I’m 26, I’m young, I’m healthy, I’m virile. I can fight this. I love a challenge. It looks like this year, my challenge is going to be to beat cancer.
While this is going to be a massive part of my life for the next year, I don’t want “the nonsense” as it’s going to be called from now on, to dominate my blog, so I’ll keep sharing as much other content as I can alongside all my treatment, experiences and any funny tales I find along the way.
But I will say this, now and again later. If you’re a woman, whatever your age, I want you to go away and get reacquainted with your boobs today. Don’t put it off. It is exceptionally rare that I’ve found a lump that’s turned out to be full of badness at such a young age, but I only noticed it because I sporadically check my boobs. It’s not worth thinking about what could have happened if I hadn’t. So have a feel around in the shower, give yourself a little prod while you’re watching Eastenders, get your boyfriend to explore and go to the doctors with any changes. Get to know your boobs. Know how they feel throughout your cycle so that you can spot if there’s anything unusual. It’s so unlikely any lumps you find will be malignant but it could save your life if you do. Check out Coppafeel! And learn all the things to look for when you’re checking your breasts. Then go do it. Like, now. Now.

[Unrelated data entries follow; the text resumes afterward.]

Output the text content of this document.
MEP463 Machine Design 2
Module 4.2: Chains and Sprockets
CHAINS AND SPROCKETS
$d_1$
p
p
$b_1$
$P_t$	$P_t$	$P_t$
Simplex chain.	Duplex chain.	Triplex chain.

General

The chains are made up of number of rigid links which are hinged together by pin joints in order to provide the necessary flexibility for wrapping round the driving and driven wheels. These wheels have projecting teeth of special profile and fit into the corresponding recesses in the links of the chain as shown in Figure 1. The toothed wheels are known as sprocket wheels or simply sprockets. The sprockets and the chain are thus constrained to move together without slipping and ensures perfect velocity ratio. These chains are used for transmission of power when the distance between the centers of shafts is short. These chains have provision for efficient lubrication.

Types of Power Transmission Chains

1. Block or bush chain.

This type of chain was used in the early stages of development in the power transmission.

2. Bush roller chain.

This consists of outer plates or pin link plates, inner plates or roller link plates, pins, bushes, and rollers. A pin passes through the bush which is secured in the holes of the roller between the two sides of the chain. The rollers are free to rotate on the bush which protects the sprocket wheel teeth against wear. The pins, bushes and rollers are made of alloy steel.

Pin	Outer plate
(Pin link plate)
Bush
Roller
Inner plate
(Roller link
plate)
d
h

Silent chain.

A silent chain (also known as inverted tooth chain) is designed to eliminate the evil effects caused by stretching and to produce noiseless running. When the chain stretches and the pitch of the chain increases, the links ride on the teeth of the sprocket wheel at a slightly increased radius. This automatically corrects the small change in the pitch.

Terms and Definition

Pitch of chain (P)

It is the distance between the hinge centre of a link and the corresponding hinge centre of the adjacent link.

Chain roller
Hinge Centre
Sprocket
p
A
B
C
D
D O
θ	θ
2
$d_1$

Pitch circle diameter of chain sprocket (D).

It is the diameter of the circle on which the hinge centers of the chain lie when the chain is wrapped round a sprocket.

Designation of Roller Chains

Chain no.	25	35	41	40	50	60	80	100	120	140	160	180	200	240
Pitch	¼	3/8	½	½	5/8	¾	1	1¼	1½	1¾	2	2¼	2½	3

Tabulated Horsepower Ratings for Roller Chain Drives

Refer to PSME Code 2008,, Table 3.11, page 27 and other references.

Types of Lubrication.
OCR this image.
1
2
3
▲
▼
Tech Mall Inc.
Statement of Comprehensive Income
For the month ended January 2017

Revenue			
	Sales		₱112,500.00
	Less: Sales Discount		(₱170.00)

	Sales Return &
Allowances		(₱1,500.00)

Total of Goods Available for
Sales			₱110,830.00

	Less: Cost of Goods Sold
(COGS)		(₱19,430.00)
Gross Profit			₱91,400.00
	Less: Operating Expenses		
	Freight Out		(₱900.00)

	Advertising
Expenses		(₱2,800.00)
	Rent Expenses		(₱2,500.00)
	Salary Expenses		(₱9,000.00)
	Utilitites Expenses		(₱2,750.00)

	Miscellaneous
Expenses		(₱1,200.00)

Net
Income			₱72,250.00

Gents – your responsibility is two-fold. 1) Check the boobies of the woman you love 2) check yourself – check your pecks (breast cancer can affect men too), check your wangle. Check everything. And keep doing it.
Lastly, like I’ve won an Oscar or something, I want to thank my fantastic family and friends for all their support over the last week or so. I’ve never felt so loved or so supported by such an incredible group of people. If anyone can do this, we can. I love you all very, very, very much.
(picture taken at Glastonbury. What other picture would one use to announce that you’ve got cancer?!)